A stable GDP growth of around 6.5 pct. in China on the surface seems reasonable, but everyone knows that China is in a storm – or at least an American storm. China’s government is known for speeding-up investments in infrastructure if economic growth should show signs of weakness. This is of course an option available at any time, but the Chinese government is very focused on reducing the debt mountain in China. I expect that the latter hurdle weighs more for the government, though it also leads me to challenge the market expectation of 6.6 pct. GDP growth.
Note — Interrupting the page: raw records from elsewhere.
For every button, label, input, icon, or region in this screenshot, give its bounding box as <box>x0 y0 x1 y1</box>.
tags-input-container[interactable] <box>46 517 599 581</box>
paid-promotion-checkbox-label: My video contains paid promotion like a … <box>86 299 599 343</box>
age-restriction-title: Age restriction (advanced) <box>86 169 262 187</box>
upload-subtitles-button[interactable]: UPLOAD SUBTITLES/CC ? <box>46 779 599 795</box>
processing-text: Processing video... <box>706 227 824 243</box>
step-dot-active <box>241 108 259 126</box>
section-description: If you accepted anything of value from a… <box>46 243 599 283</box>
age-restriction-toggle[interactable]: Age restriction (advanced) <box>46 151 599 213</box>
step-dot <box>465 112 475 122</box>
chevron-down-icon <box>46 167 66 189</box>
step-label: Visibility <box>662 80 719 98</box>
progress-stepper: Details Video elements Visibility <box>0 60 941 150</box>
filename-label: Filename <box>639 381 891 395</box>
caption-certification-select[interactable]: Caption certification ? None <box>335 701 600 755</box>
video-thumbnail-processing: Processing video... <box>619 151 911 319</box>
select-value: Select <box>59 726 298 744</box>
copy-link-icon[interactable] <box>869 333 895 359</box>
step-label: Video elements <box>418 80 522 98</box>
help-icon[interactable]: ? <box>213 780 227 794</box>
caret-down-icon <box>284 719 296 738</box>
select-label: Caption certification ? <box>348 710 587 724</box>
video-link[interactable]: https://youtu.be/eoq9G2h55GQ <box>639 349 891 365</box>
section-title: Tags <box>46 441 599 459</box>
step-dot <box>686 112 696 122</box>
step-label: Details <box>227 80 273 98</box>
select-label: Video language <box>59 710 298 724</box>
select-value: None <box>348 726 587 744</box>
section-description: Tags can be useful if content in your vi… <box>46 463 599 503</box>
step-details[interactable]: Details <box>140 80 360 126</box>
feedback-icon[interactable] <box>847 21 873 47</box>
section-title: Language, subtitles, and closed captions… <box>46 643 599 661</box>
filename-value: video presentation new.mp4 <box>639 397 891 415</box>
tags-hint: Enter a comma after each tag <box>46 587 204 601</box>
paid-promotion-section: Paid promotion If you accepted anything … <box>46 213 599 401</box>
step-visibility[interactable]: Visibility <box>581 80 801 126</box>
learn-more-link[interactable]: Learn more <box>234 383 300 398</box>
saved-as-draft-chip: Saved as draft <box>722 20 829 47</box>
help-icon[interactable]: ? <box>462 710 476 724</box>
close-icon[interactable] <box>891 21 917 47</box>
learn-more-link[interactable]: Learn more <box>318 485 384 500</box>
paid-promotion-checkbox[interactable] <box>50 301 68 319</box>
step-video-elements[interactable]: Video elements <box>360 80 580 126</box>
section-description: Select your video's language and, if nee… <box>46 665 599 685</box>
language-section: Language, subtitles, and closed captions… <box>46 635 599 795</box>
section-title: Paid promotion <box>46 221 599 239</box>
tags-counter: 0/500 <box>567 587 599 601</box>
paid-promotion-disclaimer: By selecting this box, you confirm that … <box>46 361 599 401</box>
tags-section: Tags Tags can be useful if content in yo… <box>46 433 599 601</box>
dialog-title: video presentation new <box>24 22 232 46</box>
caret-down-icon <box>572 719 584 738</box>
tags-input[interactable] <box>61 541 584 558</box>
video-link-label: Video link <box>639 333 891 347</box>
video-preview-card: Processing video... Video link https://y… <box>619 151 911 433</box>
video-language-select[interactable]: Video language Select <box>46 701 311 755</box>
Each country in the world has its imbalances, which also applies to China. On the other hand, I do not regard China as having more challenges than most countries. The debt load is one of China’s imbalances which I consider as one of China’s worst economic challenges like many others in the financial markets also seem to do. The most important thing however, is that China’s government also assess the problem as very serious and will work towards getting the debt reduced.
Chinese government debt has increased from 30 pct. of GDP in 2012 to 52 pct. in 2017, which isn’t a concern, but it is the corporate debt everybody fears. Overall, the private sector’s debt has jumped from 140 pct. of GDP in 2012 to 190 pct. in 2017. The debt among private households has risen during the period, so it now amounts to approximately 50 pct. of GDP, though this does in no way cause a concern either. I regard it as a natural development when a new consumer economy is arising.
Corporate debt is where the government wants a reduction, which in fact means consolidation and lower leverage in corporate balances. This will generate a slowdown in GDP growth, however, it is uncertain how fast the development happens.
This negative impulse for China’s economy comes at an unfortunate time due to the trade war with the United States. However, it is my view that Beijing considers the debt reduction to be so important, that it is ready to accept the negative impact that this may have on GDP growth, regardless of the trade war.
As a counterweight, the government is implementing a large tax reform this year. This applies to both corporations and households where the tax cuts for the first group have been completed, but for household taxpayers, the income tax reductions will have effect from 1st October this year and the 1st January 2019. The new tax reform has been long under way, but undoubtedly the trade war has speeded up the work. It’s an official hope that increased domestic private consumption can counterweight the effect from the trade war.
The Chinese government has outspokenly urged the Chinese to consume more given the extra money that tax the cuts provide, and that is with good reason.
As graphic one shows, the growth rate in retail sales has decreased since April. In my company, we currently spend extra time on this dive in the Chinese private consumption. We think it is uncertain whether there is a real slowdown in consumption or just a shift due to higher food prices and that some consumers are starting to buy products of higher quality. But we also look at the phenomenon of increased household borrowing, as mentioned earlier, compared to the retail sales growth that is under pressure. These are some of the reasons why I argue that there is a current uncertainty on the direction of private consumption.
I am really excited about whether the tax cuts can move private consumption- so much that it results in a noticeable GDP growth. There is no doubt that the tax reform increases the disposable household income, but the leaping point is whether it is converted into consumption or savings.
If China’s economy should maintain high growth rates in the future, private consumption is deemed to expand and play a more dominant role in GDP growth. There is no doubt that this is the direction, but I am also observant of the speed of the development.
This development fits with my long-term expectation that China’s economy is changing significantly towards a domestic-driven economy. It is no secret that China’s government has this objective because the political leadership is constantly trying to reduce dependence on exports.
In my view, it is uncertain how quickly further private consumption can be pushed, but I am doubtful that it will have a significant effect in the coming fourth quarter. As minimum, the improved consumption conditions must be visible when the Chinese New Year’s is celebrated in the first quarter of 2019. It is the very large annual consumer-spending feast where the tax cuts must fuel the party.
I expect the U.S. trade war against China to show an effect in the second half of this year, where some Chinese companies will notice the negative effect of import duties. Combined with the previously described official ambition to lower the debt mountain, my most likely scenario is that during the next six months, the economic headwind will be stronger than the possible tailwind from increased private consumption. Therefore, I argue that the coming six-month period compromises a growing risk, and that the annual GDP growth is moving faster towards six pct. than the financial markets expect (graphic two).
Bad news from China always gets bigger headlines than good news, so a faster decrease in the annual growth rate will definitely get attention. Right now, my assessment is that too much fear is priced in the Chinese stock market, and therefore a 15 pct. gain before year end is very likely. Should the GDP growth prove to be moving towards six pct. within the next six months, then equity investors will not be comfortable when the Chinese New Year is over – but that is entirely up to Chinese consumers.